Praveen Loganathan has just graduated with his BBA. During his time at the University of Michigan, this entrepreneur has created a couple of businesses and has begun building an entrepreneurship training program that he hopes to implement at U-M. But first, he plans to serve in the Peace Corps in Botswana, designing programs based off his strengths and the needs of his host community. We interviewed Praveen just before graduation to find out how this go-getter and natural-born-extrovert gets things going.
What businesses have you started, and what are the statuses of those businesses?
When I came to Michigan, I tried to answer the question of “who am I?” I realized that I am that weird guy who comes up with radical ideas. As a result, I’ve spent most of my college career working on my ideas and working with people who were as weird as me, In 2013, I met my co-founder of InFusion Technologies, Alex Cox, in our freshmen year residence. Together we created InFusion Technologies, a green technology company providing a patented hydrogen storage solution that allows homes with solar panels to run on hydrogen technology instead of more costly batteries. Working on InFusion helped me discover potential in me I never knew I had. So in 2015, I had a successful exit and transitioned my passion into entrepreneurial education, with the goal of creating empowering learning environments that help students unlock their best selves. Since then I’ve been designing, launching, and teaching classes in social entrepreneurship and facilitation in LSA.
What entrepreneurship programs have you participated in while at school?
What I love about University of Michigan is how much of a powerhouse in entrepreneurship we are with the third best undergraduate entrepreneurship program in the nation, as awarded by Princeton Review.
For InFusion Technologies, I received support from Innovate Blue, LSA opitMize, Ross School of Business Preparation Initiative, College of Engineering Center for Entrepreneurship, Provost funded Jump Start Grants, 1000 Pitches, and the Ross Center for Social Impact. Together the University of Michigan provided me with over $30,000 in grants as well as mentorship from world-renowned faculty. Thanks to the University, we even made trips to San Francisco, Washington DC, and New York City to talk to alumni and investors about our journey.

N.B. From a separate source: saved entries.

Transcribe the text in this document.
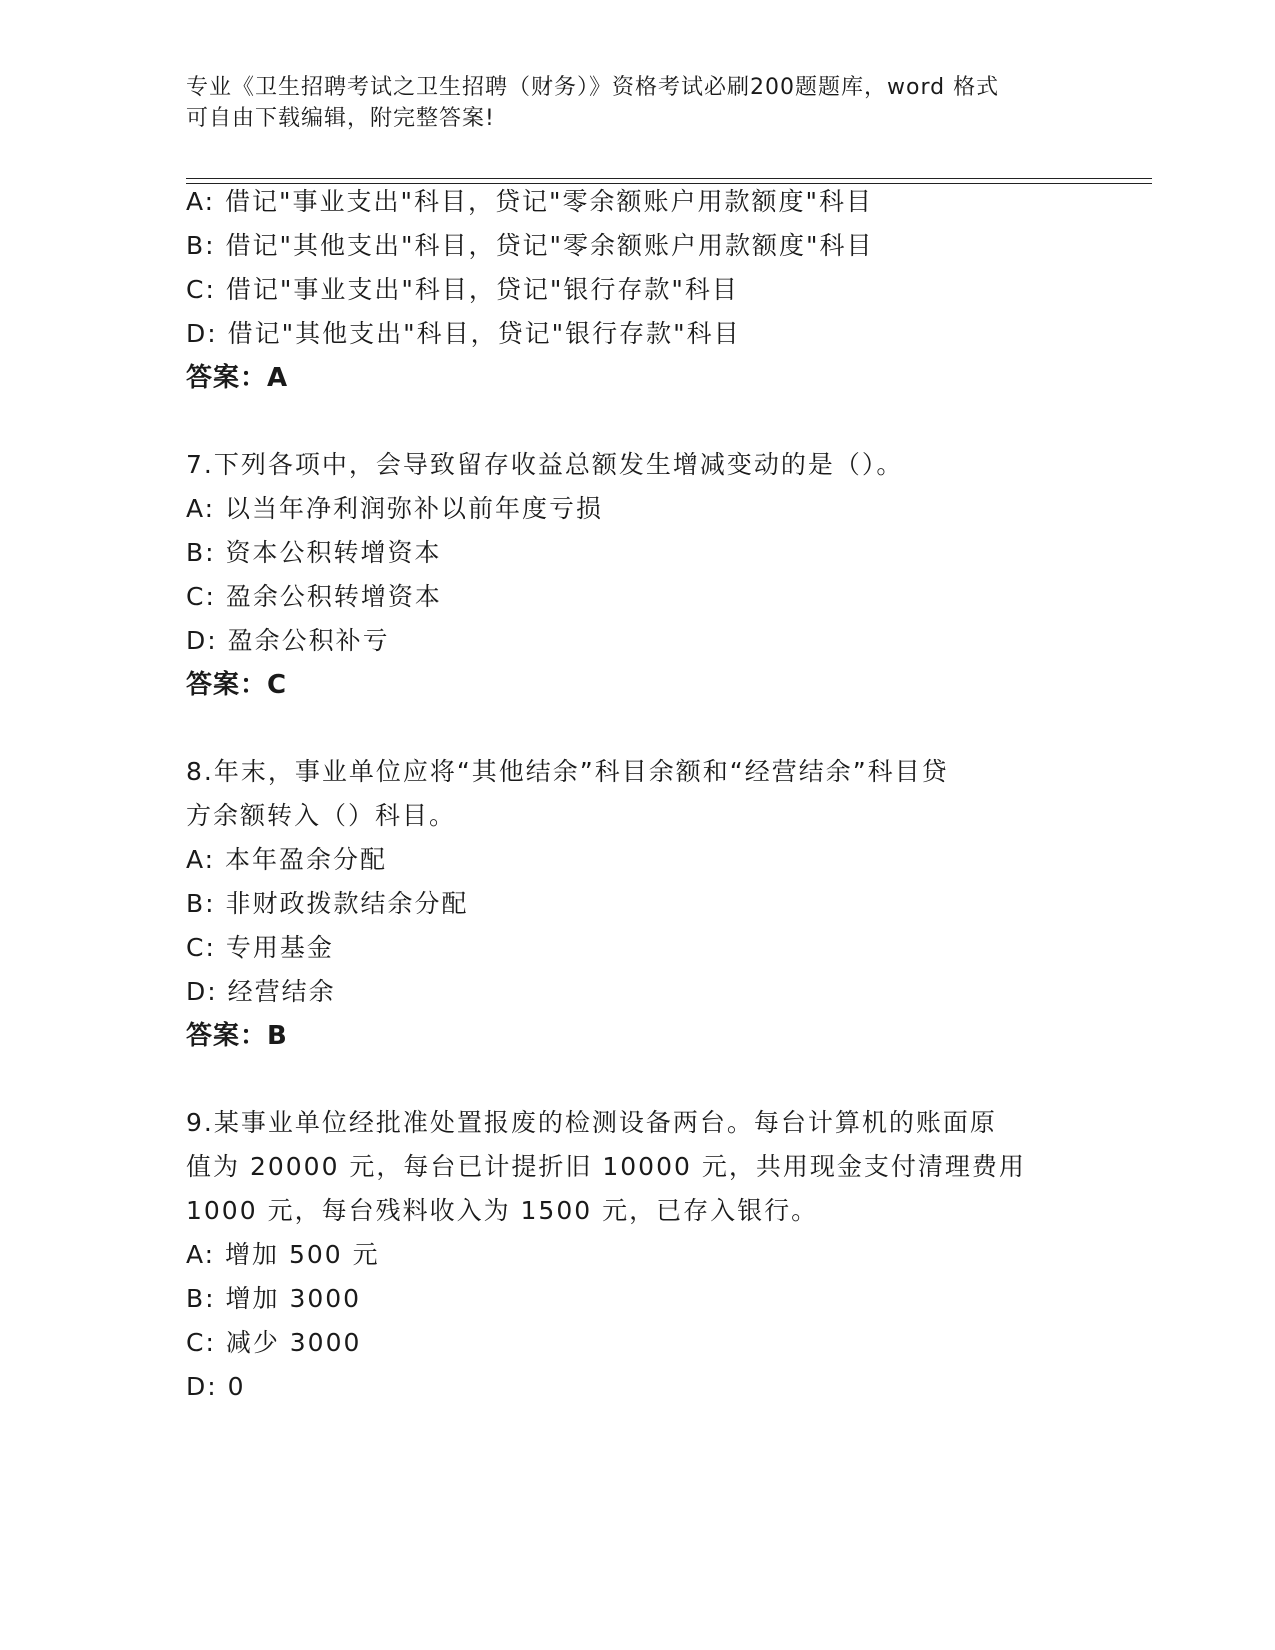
专业《卫生招聘考试之卫生招聘（财务）》资格考试必刷200题题库，word 格式
可自由下载编辑，附完整答案!
A: 借记"事业支出"科目，贷记"零余额账户用款额度"科目
B: 借记"其他支出"科目，贷记"零余额账户用款额度"科目
C: 借记"事业支出"科目，贷记"银行存款"科目
D: 借记"其他支出"科目，贷记"银行存款"科目
答案：A
7.下列各项中，会导致留存收益总额发生增减变动的是（）。
A: 以当年净利润弥补以前年度亏损
B: 资本公积转增资本
C: 盈余公积转增资本
D: 盈余公积补亏
答案：C
8.年末，事业单位应将“其他结余”科目余额和“经营结余”科目贷
方余额转入（）科目。
A: 本年盈余分配
B: 非财政拨款结余分配
C: 专用基金
D: 经营结余
答案：B
9.某事业单位经批准处置报废的检测设备两台。每台计算机的账面原
值为 20000 元，每台已计提折旧 10000 元，共用现金支付清理费用
1000 元，每台残料收入为 1500 元，已存入银行。
A: 增加 500 元
B: 增加 3000
C: 减少 3000
D: 0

Once I discovered all of U-M’s amazing resources, I wanted to help other students unlock their true potential in the entrepreneurial ecosystem. So in addition to the centers above, I have loved working with the School of Music, Theater & Dance EXCEL program, School of Public Health Innovation in Action, School of Information Entrepreneurship Program, and U of M Student Life to provide a campus wide entrepreneurship movement.

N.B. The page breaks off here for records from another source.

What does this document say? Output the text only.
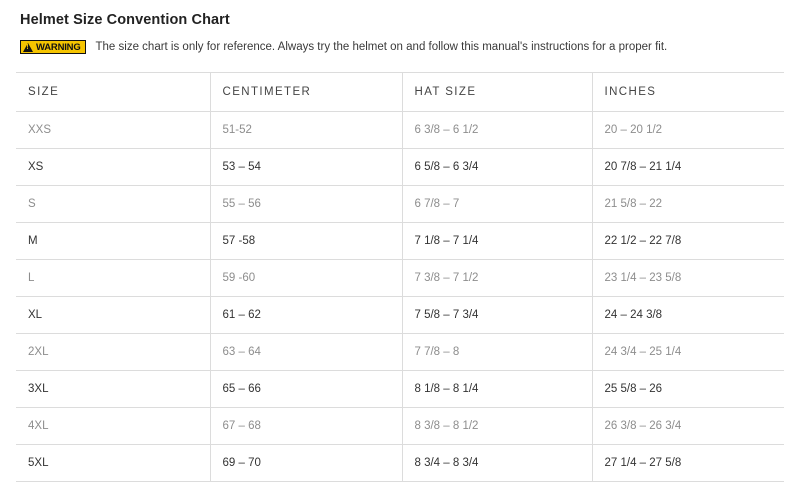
Helmet Size Convention Chart
!
WARNING The size chart is only for reference. Always try the helmet on and follow this manual's instructions for a proper fit.
SIZE	CENTIMETER	HAT SIZE	INCHES
XXS	51-52	6 3/8 – 6 1/2	20 – 20 1/2
XS	53 – 54	6 5/8 – 6 3/4	20 7/8 – 21 1/4
S	55 – 56	6 7/8 – 7	21 5/8 – 22
M	57 -58	7 1/8 – 7 1/4	22 1/2 – 22 7/8
L	59 -60	7 3/8 – 7 1/2	23 1/4 – 23 5/8
XL	61 – 62	7 5/8 – 7 3/4	24 – 24 3/8
2XL	63 – 64	7 7/8 – 8	24 3/4 – 25 1/4
3XL	65 – 66	8 1/8 – 8 1/4	25 5/8 – 26
4XL	67 – 68	8 3/8 – 8 1/2	26 3/8 – 26 3/4
5XL	69 – 70	8 3/4 – 8 3/4	27 1/4 – 27 5/8
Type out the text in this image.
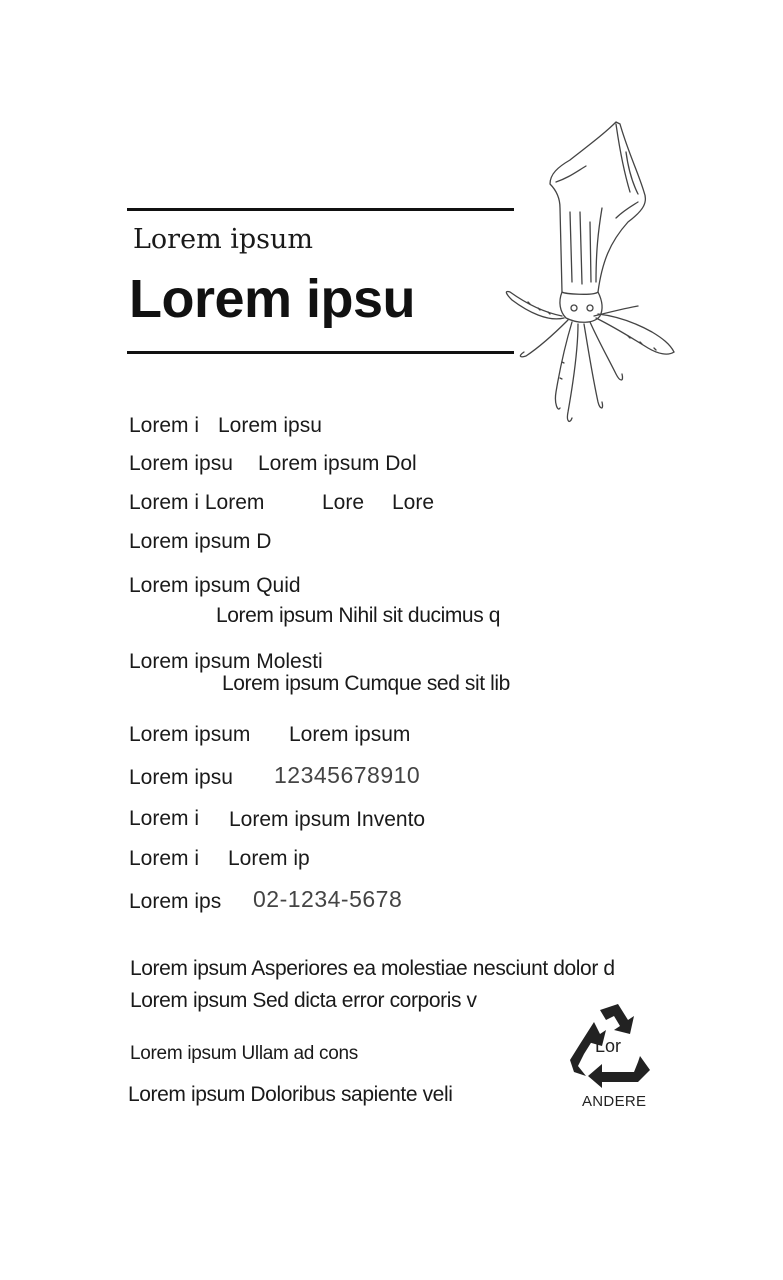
Lorem ipsum
Lorem ipsu
Lorem i Lorem ipsu
Lorem ipsu Lorem ipsum Dol
Lorem i Lorem	Lore Lore
Lorem ipsum D
Lorem ipsum Quid
Lorem ipsum Nihil sit ducimus q
Lorem ipsum Molesti
Lorem ipsum Cumque sed sit lib
Lorem ipsum Lorem ipsum
Lorem ipsu 12345678910
Lorem i Lorem ipsum Invento
Lorem i Lorem ip
Lorem ips 02-1234-5678
Lorem ipsum Asperiores ea molestiae nesciunt dolor d
Lorem ipsum Sed dicta error corporis v
Lorem ipsum Ullam ad cons
Lorem ipsum Doloribus sapiente veli
Lor
ANDERE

What is the most important realization or experience you’ve had in college thus far in the area of social impact?
We are in a world surrounded by problems and concerns, but we tend not to see them because we are too involved in our own lives. So I’ve realized the importance of being quick to listen and slow to speak. Asking good open-ended questions can not only make someone feel valued, but if you generatively listen you can understand how they feel, and the themes of their stories. Mastering these skills can help students deliver on social impact by making them part of their community so they can create real change by working with community members.
Describe the idea behind Change Agents. What are the plans for this going forward?
Change Agents was an initiative started in 2015 by the BBA Class of 2017 because we wanted to embody the quote of Gandhi and “Be the change we wish to see in the world.” During our first semester Junior year, we wanted to foster an environment where business students could challenge the status quo, encourage collaboration, take action in our communities, and create sustainable paths to social impact careers. Our group works with alumni in the social impact field, hosts social gatherings, builds high quality connections through our “snackchat” conversations, and embraces positivity. Overall, it’s a loving, fun, empowering community created by students, for students in the BBA program.
My hope is that Change Agents will become an annual program hosted within the Center for Social Impact. The Center would provide BBA sophomores with funding to work in social impact companies during the summer. There would also be a one-week orientation where student could learn skills in community building, go on learning adventures, and explore how to become change agents. This program would help students explore how to use business as a tool for societal good and find paths to social impact careers after graduation.
Where would you like to see college training for social entrepreneurship go in the next five years?
I would like it to focus on empathy-driven leadership. Colleges could provide more opportunities for students to answer “who am I?”, learn from collective differences, and focus on people as the center of social entrepreneurial initiatives. I want to see colleges for social entrepreneurship be places where we go on adventures, become aware of social identities, have time to share our stories, learn how to create in classes, and have fun learning with our peers–because at the end of the day I believe college is meant to challenge you but not stress you out. So that’s why I went to the Stephen M. Ross School of Business. I wanted to learn how to use business to make a positive impact on our society.
What is a question you always hear?
People always ask me, “How do you come up with ideas and be creative?” I just tell them everyone is creative, but it is not a switch we can turn on and off, we need to live the life. So in essence, I tell them that I just accept who I am. Some of my ideas are really weird, but I’m surrounded by people who embrace who I am, so I share them openly. Today, I am the guy who calls himself a hopeless romantic, weird idea guy, who loves to wear pomegranate shirts to important meetings and watches TV and movies to come up with radical ideas.